Additionally, international travelers are likely to lean into online travel agencies (OTAs) more than domestic visitors. Hotels should fine-tune OTA strategies to target international markets while maintaining pricing discipline for domestic demand.

For destinations, the message cannot stop at the match. A ticket gets someone into the stadium. It does not guarantee they stay three nights, eat downtown, visit attractions, or come back later. That requires deliberate marketing.

The World Cup is still a massive opportunity. But at this point, the upside will come from operators who manage the next few weeks actively, not those waiting for early forecasts to materialize.

Host cities need a better summer story

The World Cup should not be treated as the only reason to visit.

We know big soccer matches move people. According to our data, the Brazil vs. France friendly at Gillette Stadium in March pulled 7.6% of its North American audience from more than 150 miles away. The Club World Cup final at MetLife Stadium last summer drew 21.9% of its audience from more than 150 miles away. The question is not whether fans will travel—it is whether destinations can turn a match into a multi-day visit.

June and July are peak travel periods in markets like Boston, Philadelphia, Los Angeles, and New York. Cities must clearly communicate why visitors should extend their stay beyond match day.

Fans tend to show up for the game and leave quickly. The average length of stay for Americans at the Doha World Cup was roughly 1.6 days. For many, the trip centered entirely on the match. Cities need to treat every visitor as a potential tourist, not just a ticket holder.

Destinations with strong summer programming, cultural events, historic anniversaries, festivals, and attractions have a real advantage right now. They can capture both World Cup fans and travelers who might otherwise avoid peak-season crowds or pricing.

Perception is doing damage policy alone would not

There are several reasons international demand may be softer. Ticket prices are high. Airfare is expensive. Hotel rates in many markets have been elevated since the World Cup announcement.

At the same time, international travelers are navigating a complicated perception environment around visas, entry requirements, and the broader political climate.

Notably, many of the policies driving concern have not been implemented. The $250 visa integrity fee has been delayed, DHS social media screening is not in effect, and the administration has explicitly pushed these measures past the World Cup

But perception often outweighs policy for travelers deciding whether to book. Marketing and policy have to work together. It is not enough for travel to be possible. Travelers need to believe it will be seamless, safe, and worth the cost.

What I am watching now

At this point, the story is going to move quickly. Between now and kickoff, three signals will determine whether demand is building, shifting, or not materializing as expected.

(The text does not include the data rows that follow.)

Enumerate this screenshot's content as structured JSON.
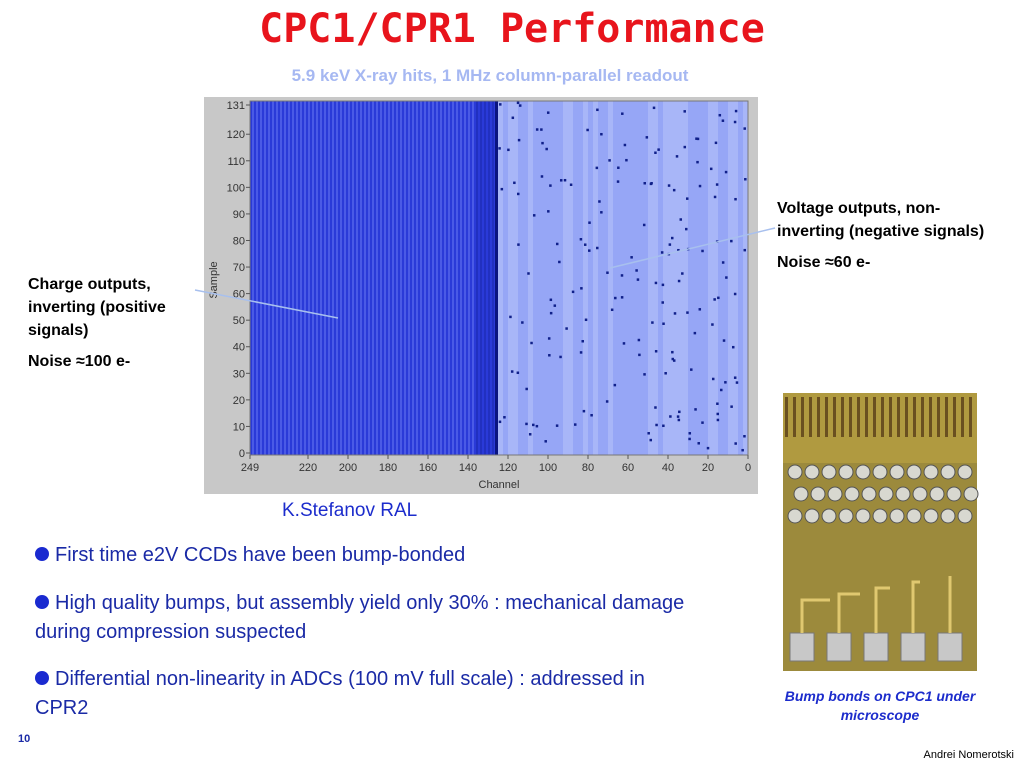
{
  "header": {
    "title": "CPC1/CPR1 Performance",
    "subtitle": "5.9 keV X-ray hits, 1 MHz column-parallel readout"
  },
  "plot": {
    "y_label": "Sample",
    "x_label": "Channel",
    "yticks": [
      0,
      10,
      20,
      30,
      40,
      50,
      60,
      70,
      80,
      90,
      100,
      110,
      120,
      131
    ],
    "xticks": [
      249,
      220,
      200,
      180,
      160,
      140,
      120,
      100,
      80,
      60,
      40,
      20,
      0
    ]
  },
  "left_note": {
    "lines": [
      "Charge outputs, inverting (positive signals)",
      "Noise ≈100 e-"
    ]
  },
  "right_note": {
    "lines": [
      "Voltage outputs, non-inverting (negative signals)",
      "Noise ≈60 e-"
    ]
  },
  "credit": "K.Stefanov RAL",
  "bullets": [
    "First time e2V CCDs have been bump-bonded",
    "High quality bumps, but assembly yield only 30% : mechanical damage during compression suspected",
    "Differential non-linearity in ADCs (100 mV full scale) : addressed in CPR2"
  ],
  "caption": "Bump bonds on CPC1 under microscope",
  "page_number": "10",
  "author": "Andrei Nomerotski"
}
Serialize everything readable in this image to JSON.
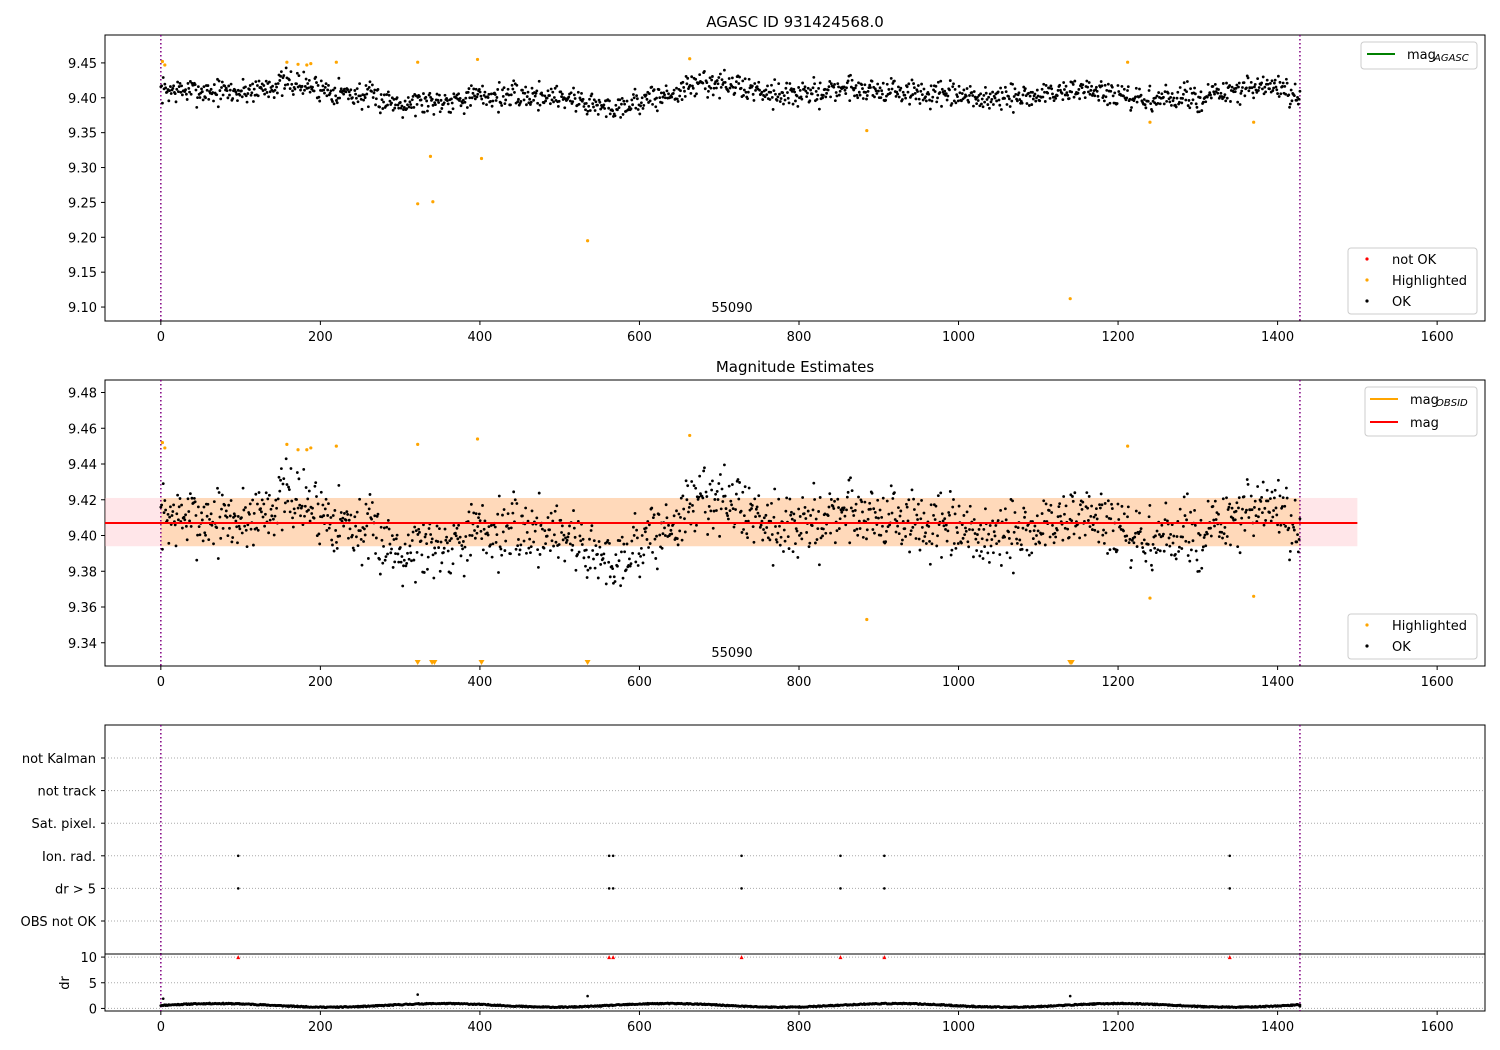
{
  "chart_data": [
    {
      "type": "scatter",
      "title": "AGASC ID 931424568.0",
      "xlim": [
        -70,
        1660
      ],
      "ylim": [
        9.08,
        9.49
      ],
      "x_ticks": [
        0,
        200,
        400,
        600,
        800,
        1000,
        1200,
        1400,
        1600
      ],
      "y_ticks": [
        "9.10",
        "9.15",
        "9.20",
        "9.25",
        "9.30",
        "9.35",
        "9.40",
        "9.45"
      ],
      "obsid_annotation": {
        "text": "55090",
        "x": 712
      },
      "vlines": [
        0,
        1428
      ],
      "legend_top": [
        {
          "label": "mag",
          "sub": "AGASC",
          "color": "#008000",
          "kind": "line"
        }
      ],
      "legend_bottom": [
        {
          "label": "not OK",
          "color": "#ff0000",
          "kind": "point"
        },
        {
          "label": "Highlighted",
          "color": "#ffa500",
          "kind": "point"
        },
        {
          "label": "OK",
          "color": "#000000",
          "kind": "point"
        }
      ],
      "ok_series": {
        "count": 1428,
        "x_range": [
          0,
          1428
        ],
        "jitter": 0.011,
        "seed": 7,
        "trend_x": [
          0,
          100,
          160,
          300,
          340,
          400,
          500,
          560,
          640,
          680,
          800,
          860,
          1000,
          1060,
          1160,
          1220,
          1300,
          1400,
          1428
        ],
        "trend_y": [
          9.411,
          9.408,
          9.422,
          9.393,
          9.395,
          9.402,
          9.403,
          9.385,
          9.405,
          9.423,
          9.403,
          9.415,
          9.401,
          9.398,
          9.413,
          9.396,
          9.401,
          9.417,
          9.392
        ]
      },
      "highlighted_points": [
        {
          "x": 2,
          "y": 9.452
        },
        {
          "x": 5,
          "y": 9.447
        },
        {
          "x": 158,
          "y": 9.451
        },
        {
          "x": 172,
          "y": 9.448
        },
        {
          "x": 183,
          "y": 9.447
        },
        {
          "x": 188,
          "y": 9.449
        },
        {
          "x": 220,
          "y": 9.451
        },
        {
          "x": 322,
          "y": 9.451
        },
        {
          "x": 322,
          "y": 9.248
        },
        {
          "x": 338,
          "y": 9.316
        },
        {
          "x": 341,
          "y": 9.251
        },
        {
          "x": 397,
          "y": 9.455
        },
        {
          "x": 402,
          "y": 9.313
        },
        {
          "x": 535,
          "y": 9.195
        },
        {
          "x": 663,
          "y": 9.456
        },
        {
          "x": 885,
          "y": 9.353
        },
        {
          "x": 1140,
          "y": 9.112
        },
        {
          "x": 1212,
          "y": 9.451
        },
        {
          "x": 1240,
          "y": 9.365
        },
        {
          "x": 1370,
          "y": 9.365
        }
      ]
    },
    {
      "type": "scatter",
      "title": "Magnitude Estimates",
      "xlim": [
        -70,
        1660
      ],
      "ylim": [
        9.327,
        9.487
      ],
      "x_ticks": [
        0,
        200,
        400,
        600,
        800,
        1000,
        1200,
        1400,
        1600
      ],
      "y_ticks": [
        "9.34",
        "9.36",
        "9.38",
        "9.40",
        "9.42",
        "9.44",
        "9.46",
        "9.48"
      ],
      "obsid_annotation": {
        "text": "55090",
        "x": 712
      },
      "vlines": [
        0,
        1428
      ],
      "mag_line": {
        "y": 9.407,
        "x_range": [
          -70,
          1500
        ],
        "color": "#ff0000"
      },
      "mag_band": {
        "y_range": [
          9.394,
          9.421
        ],
        "x_range": [
          -70,
          1500
        ],
        "color": "#ffb6c1"
      },
      "obsid_band": {
        "y_range": [
          9.394,
          9.421
        ],
        "x_range": [
          0,
          1428
        ],
        "color": "#ffa500"
      },
      "legend_top": [
        {
          "label": "mag",
          "sub": "OBSID",
          "color": "#ffa500",
          "kind": "line"
        },
        {
          "label": "mag",
          "sub": "",
          "color": "#ff0000",
          "kind": "line"
        }
      ],
      "legend_bottom": [
        {
          "label": "Highlighted",
          "color": "#ffa500",
          "kind": "point"
        },
        {
          "label": "OK",
          "color": "#000000",
          "kind": "point"
        }
      ],
      "offscale_markers": [
        322,
        340,
        343,
        402,
        535,
        1140,
        1142
      ],
      "highlighted_points": [
        {
          "x": 2,
          "y": 9.452
        },
        {
          "x": 5,
          "y": 9.449
        },
        {
          "x": 158,
          "y": 9.451
        },
        {
          "x": 172,
          "y": 9.448
        },
        {
          "x": 183,
          "y": 9.448
        },
        {
          "x": 188,
          "y": 9.449
        },
        {
          "x": 220,
          "y": 9.45
        },
        {
          "x": 322,
          "y": 9.451
        },
        {
          "x": 397,
          "y": 9.454
        },
        {
          "x": 663,
          "y": 9.456
        },
        {
          "x": 885,
          "y": 9.353
        },
        {
          "x": 1212,
          "y": 9.45
        },
        {
          "x": 1240,
          "y": 9.365
        },
        {
          "x": 1370,
          "y": 9.366
        }
      ]
    },
    {
      "type": "scatter",
      "title": "",
      "xlim": [
        -70,
        1660
      ],
      "vlines": [
        0,
        1428
      ],
      "flag_rows": [
        "not Kalman",
        "not track",
        "Sat. pixel.",
        "Ion. rad.",
        "dr > 5",
        "OBS not OK"
      ],
      "flag_points": {
        "Ion. rad.": [
          97,
          562,
          567,
          728,
          852,
          907,
          1340
        ],
        "dr > 5": [
          97,
          562,
          567,
          728,
          852,
          907,
          1340
        ]
      }
    },
    {
      "type": "scatter",
      "title": "",
      "ylabel": "dr",
      "xlim": [
        -70,
        1660
      ],
      "ylim": [
        -0.5,
        10.6
      ],
      "x_ticks": [
        0,
        200,
        400,
        600,
        800,
        1000,
        1200,
        1400,
        1600
      ],
      "y_ticks": [
        "0",
        "5",
        "10"
      ],
      "vlines": [
        0,
        1428
      ],
      "dr_series": {
        "count": 1428,
        "x_range": [
          0,
          1428
        ],
        "base": 0.6,
        "amp": 0.35,
        "jitter": 0.2,
        "seed": 11
      },
      "dr_outliers": [
        {
          "x": 3,
          "y": 1.9
        },
        {
          "x": 322,
          "y": 2.7
        },
        {
          "x": 535,
          "y": 2.4
        },
        {
          "x": 1140,
          "y": 2.4
        },
        {
          "x": 1428,
          "y": 0.4
        }
      ],
      "dr_clipped": [
        97,
        562,
        567,
        728,
        852,
        907,
        1340
      ]
    }
  ]
}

Cancellation rates. Hotels are starting to adjust pricing, and that triggers the cancel-rebook cycle at volume. This means guests will cancel a booking made three months ago at $500 and rebook the same room at $350. Properties that thought they had revenue locked in are about to find out whether they do.

Seat maps on international flights. Anyone can pull this up right now. If premium and economy seats from London, Frankfurt, or Tokyo are still widely available this close to opening day, that tells you more about inbound demand than any airline earnings call will.

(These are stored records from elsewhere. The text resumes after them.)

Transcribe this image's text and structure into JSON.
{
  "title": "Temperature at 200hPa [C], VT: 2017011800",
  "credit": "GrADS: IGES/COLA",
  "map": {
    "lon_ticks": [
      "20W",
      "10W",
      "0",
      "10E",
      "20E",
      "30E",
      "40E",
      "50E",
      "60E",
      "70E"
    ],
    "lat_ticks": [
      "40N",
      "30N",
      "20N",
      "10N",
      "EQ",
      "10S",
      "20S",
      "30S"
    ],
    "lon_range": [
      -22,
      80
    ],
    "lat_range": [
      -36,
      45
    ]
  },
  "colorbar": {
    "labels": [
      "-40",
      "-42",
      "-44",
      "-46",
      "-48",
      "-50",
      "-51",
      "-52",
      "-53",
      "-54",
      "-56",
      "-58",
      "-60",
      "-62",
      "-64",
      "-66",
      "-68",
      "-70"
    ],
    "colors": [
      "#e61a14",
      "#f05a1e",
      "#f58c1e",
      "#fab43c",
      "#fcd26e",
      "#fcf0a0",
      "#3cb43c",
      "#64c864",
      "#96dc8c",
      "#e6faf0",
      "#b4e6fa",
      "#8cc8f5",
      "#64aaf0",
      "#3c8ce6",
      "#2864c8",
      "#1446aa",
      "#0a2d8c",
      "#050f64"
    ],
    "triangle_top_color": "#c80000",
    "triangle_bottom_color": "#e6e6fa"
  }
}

Which host cities pivot fastest. The ones leading with a full destination message, not just the match, will capture World Cup travelers and the normal summer visitors who might otherwise assume the city is overrun.

The math has changed

The opportunity is still real. But it has to be managed against the demand that is actually showing up, not the demand originally forecast.

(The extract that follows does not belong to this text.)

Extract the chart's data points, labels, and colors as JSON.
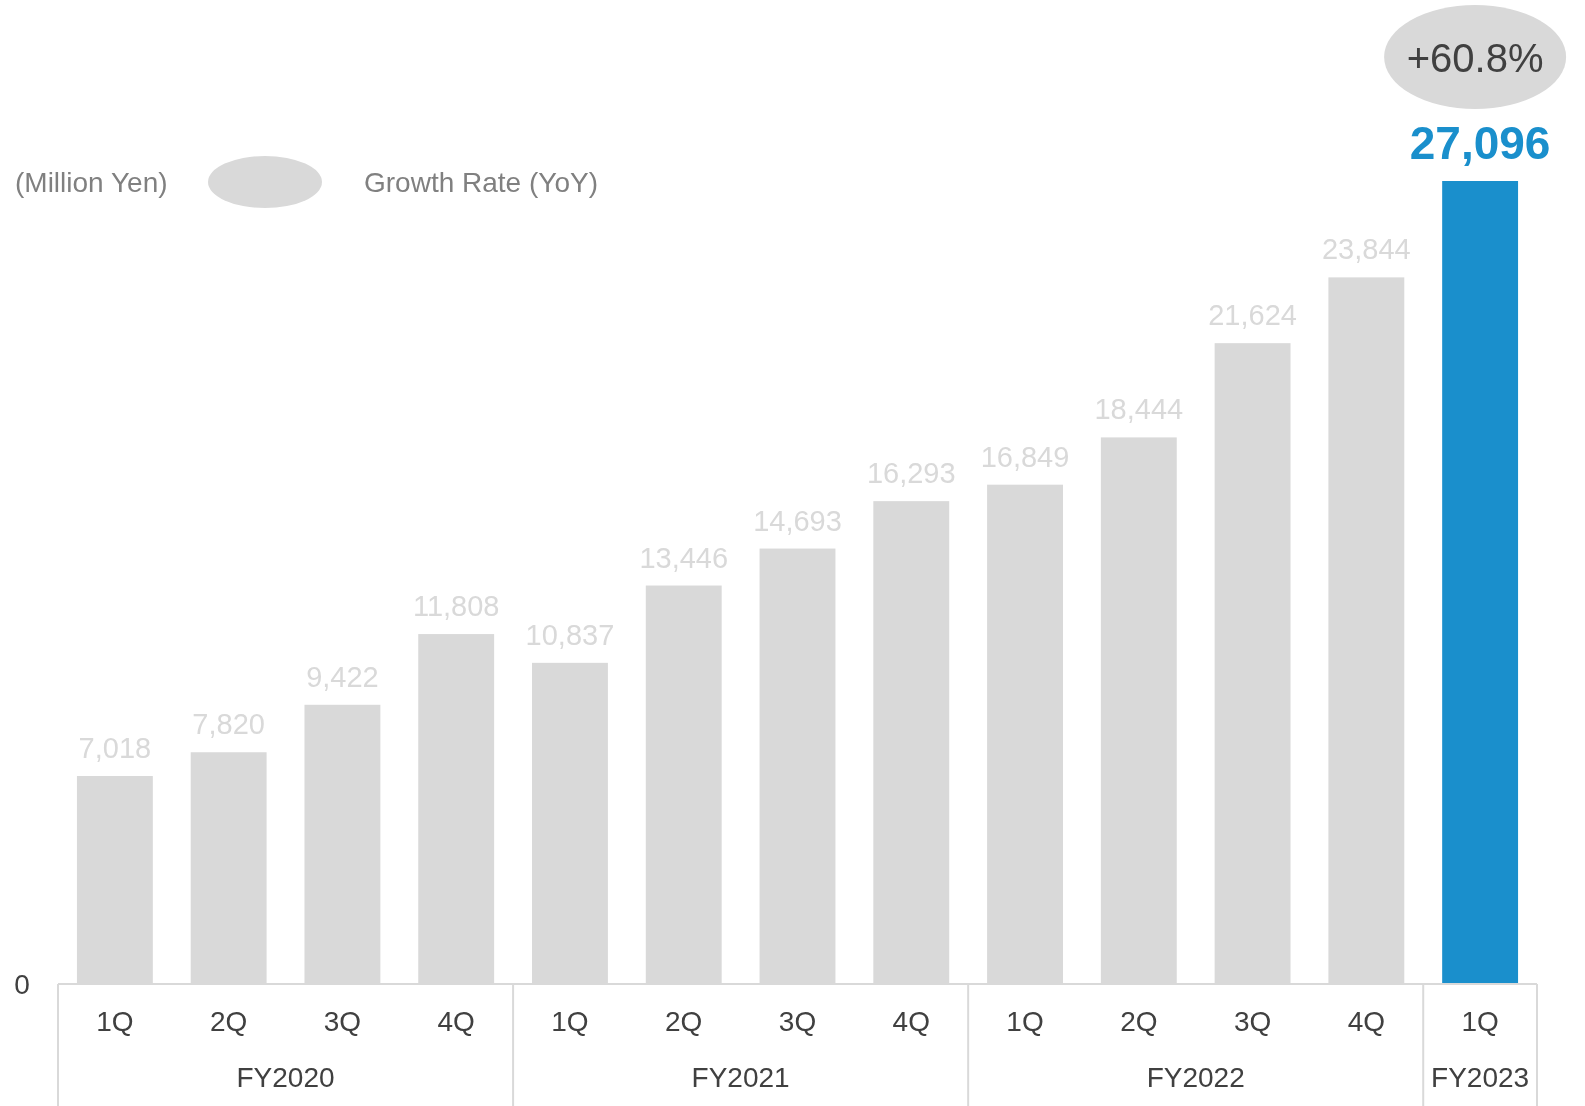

That means watching cancellations, adjusting rates, marketing the full destination, and treating every visitor as more than a ticket holder. The World Cup can still deliver meaningful economic impact—but only for operators willing to adapt to the demand in front of them.

The opinions expressed in Fortune.com commentary pieces are solely the views of their authors and do not necessarily reflect the opinions and beliefs of Fortune.